[ExI] Consensus (was Capitalism, etc.)

Kelly Anderson kellycoinguy at gmail.com
Wed Nov 16 05:14:40 UTC 2011


On Sun, Nov 13, 2011 at 5:22 PM, Tara Maya <tara at taramayastales.com> wrote:
> On Nov 12, 2011, at 2:22 PM, Giovanni Santostasi wrote:
>
> This governing method is called "consensus decision making" or sometimes, more vaguely, "direct democracy" or "leaderless government."
> Sadly, this is not at all unusual for so-called "consensus decision."

Fascinating description of an alternative system and how it might work...

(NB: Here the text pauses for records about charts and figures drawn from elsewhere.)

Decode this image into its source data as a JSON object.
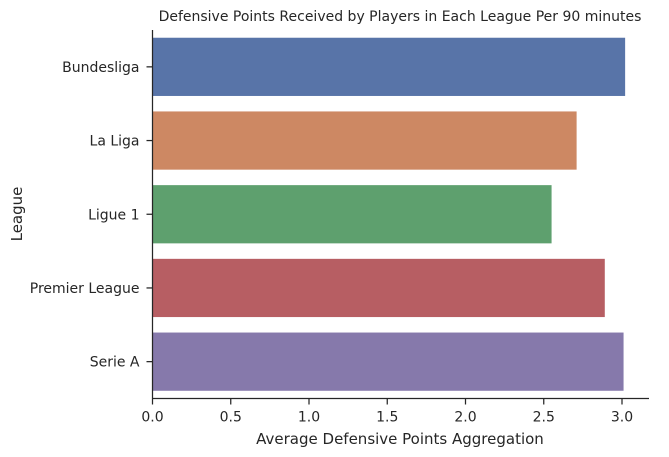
{
  "chart_data": {
    "type": "bar",
    "orientation": "horizontal",
    "title": "Defensive Points Received by Players in Each League Per 90 minutes",
    "xlabel": "Average Defensive Points Aggregation",
    "ylabel": "League",
    "categories": [
      "Bundesliga",
      "La Liga",
      "Ligue 1",
      "Premier League",
      "Serie A"
    ],
    "values": [
      3.02,
      2.71,
      2.55,
      2.89,
      3.01
    ],
    "colors": [
      "#5874a8",
      "#cd8863",
      "#5ea06e",
      "#b75e63",
      "#8679ab"
    ],
    "xlim": [
      0,
      3.15
    ],
    "xticks": [
      "0.0",
      "0.5",
      "1.0",
      "1.5",
      "2.0",
      "2.5",
      "3.0"
    ],
    "grid": false,
    "legend": "none"
  }
}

> I did have an idea for a system which possibly could take good aspects of classic democracy and good aspects of CDM. Political leaders would not be career-politicians, but would be chosen randomly from the citizens... the way juries are today. Individuals could be called up to governing duty exactly the way we are today called up for jury duty, and perhaps there would also be a provision for eliminating some individuals from governing duty if they were deemed unfit. (I am a bit unsure on this point, since it begs the question, who would do the weeding out? The previous governing team? Lawyers and judges? Appointed staff?) These teams would debate and pass laws, exactly like Congress does today, and would also be divided into executive and legislative branches of the government.
>
> Now, would this be an improvement over our present system? I have no idea. There would still the temptation for interest groups to bribe and bully the governing teams. It might be worse than democracy. But even if it were better, it certainly would not usher in a utopia, since humans would be involved.
>

I've heard this idea before... and at first blush it would seem that
randomly selected individuals would do a better job than the bunch in
Washington today. The problem in practice would seem to be that it
would build up a bureaucracy around the random individuals, and you
would end up with the lifer bureaucrats running things because the
poor randomly chosen individuals would have nobody else to turn to for
good advise.

In reality, much of Washington is today run by the career
bureaucrats... and they don't change from administration to
administration because nobody could get up to speed on the tremendous
amount of red tape that has been created that locks these folks in.
Republican or Democrat, after the top level few thousand people are
appointed in a given administration, it's the same tired folks from
there down decade after decade... and that's a big problem when you
talk about trying to change Washington.